In the domain of humanities, psychiatry shares a certain overlap of interest with cultural anthropology, social studies, history, and related fields.
The latter disciplines add a new perspective as they turn psychiatry into an object of inquiry and critical reflection.
Here, psychiatry is approached as a broad field of knowledge adapting to complex social structures and settings (the sociological perspective) and dynamically changing over time (history).
The history of psychiatry analyzes how societies approached the issue of mental illness and treated the mentally ill over time.
Philosophy and the history of religion also come into play owing to a long-standing tradition of seeing mental disease as a punishment for spiritual or later secular moral “wrongdoing.
” The criticism of such approaches instigated a broad public debate, often carried out by intellectuals from both within and beyond the medical discipline.

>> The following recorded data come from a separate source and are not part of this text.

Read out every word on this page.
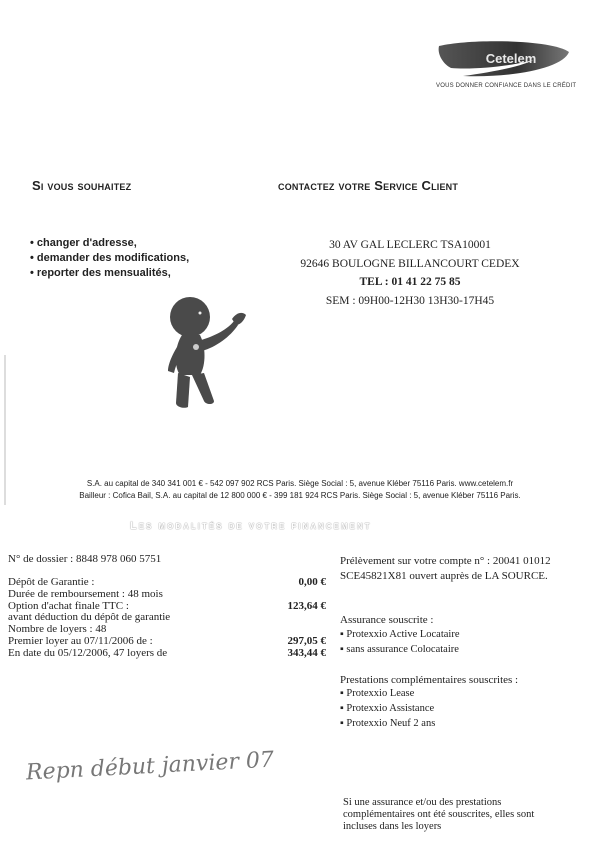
Cetelem
VOUS DONNER CONFIANCE DANS LE CRÉDIT
Si vous souhaitez	contactez votre Service Client
• changer d'adresse,
• demander des modifications,
• reporter des mensualités,
30 AV GAL LECLERC TSA10001
92646 BOULOGNE BILLANCOURT CEDEX
TEL : 01 41 22 75 85
SEM : 09H00-12H30 13H30-17H45
S.A. au capital de 340 341 001 € - 542 097 902 RCS Paris. Siège Social : 5, avenue Kléber 75116 Paris. www.cetelem.fr
Bailleur : Cofica Bail, S.A. au capital de 12 800 000 € - 399 181 924 RCS Paris. Siège Social : 5, avenue Kléber 75116 Paris.
Les modalités de votre financement
N° de dossier : 8848 978 060 5751
Dépôt de Garantie :	0,00 €
Durée de remboursement : 48 mois
Option d'achat finale TTC :	123,64 €
avant déduction du dépôt de garantie
Nombre de loyers : 48
Premier loyer au 07/11/2006 de :	297,05 €
En date du 05/12/2006, 47 loyers de	343,44 €
Prélèvement sur votre compte n° : 20041 01012 SCE45821X81 ouvert auprès de LA SOURCE.
Assurance souscrite :
▪ Protexxio Active Locataire
▪ sans assurance Colocataire
Prestations complémentaires souscrites :
▪ Protexxio Lease
▪ Protexxio Assistance
▪ Protexxio Neuf 2 ans
Repn début janvier 07
Si une assurance et/ou des prestations complémentaires ont été souscrites, elles sont incluses dans les loyers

Society’s norms concerning accepted individual attitudes and emotions, and their manifestations through adherence to or rejection of public order, mirror these societies’ ideas about the sane and the insane.
These norms may or may not include creativity, spiritual practices, consumption of neuroactive substances, and practices of performing both stable and dynamic social roles such as age, ethnical, and cultural belonging; gender; sex and many more.
Legal sciences and forensics must also be mentioned, where psychiatry helps to comprehend motifs behind breaches of commonly accepted, codified, and state-enforced rules of societal cohabitation.
All these elements constitute the public order in its broad conceptual frame that allows for reflected contextualization of psychiatry’s role.
This bibliography adopts an interdisciplinary approach that allows us to comprehensively engage with various aspects of public order and psychiatry’s place, role, and contribution to society at the broadest level.
It introduces a selection of current publications on psychiatry and public order as seen and researched by interdisciplinary crossroads between psychiatry proper, history of science, social science, philosophy, legal studies, and more.
The selection seeks to strike a balance between established must-reads and recent publications.
Some publications will meet the interest of ongoing medical practitioners.
Others will appeal to scholars dealing with psychiatry from the viewpoint of humanities.
Finally, some of the enlisted works introduce relevant aspects of psychiatry to generally educated audiences who seek an overview of how psyche-related disciplines are approached and studied.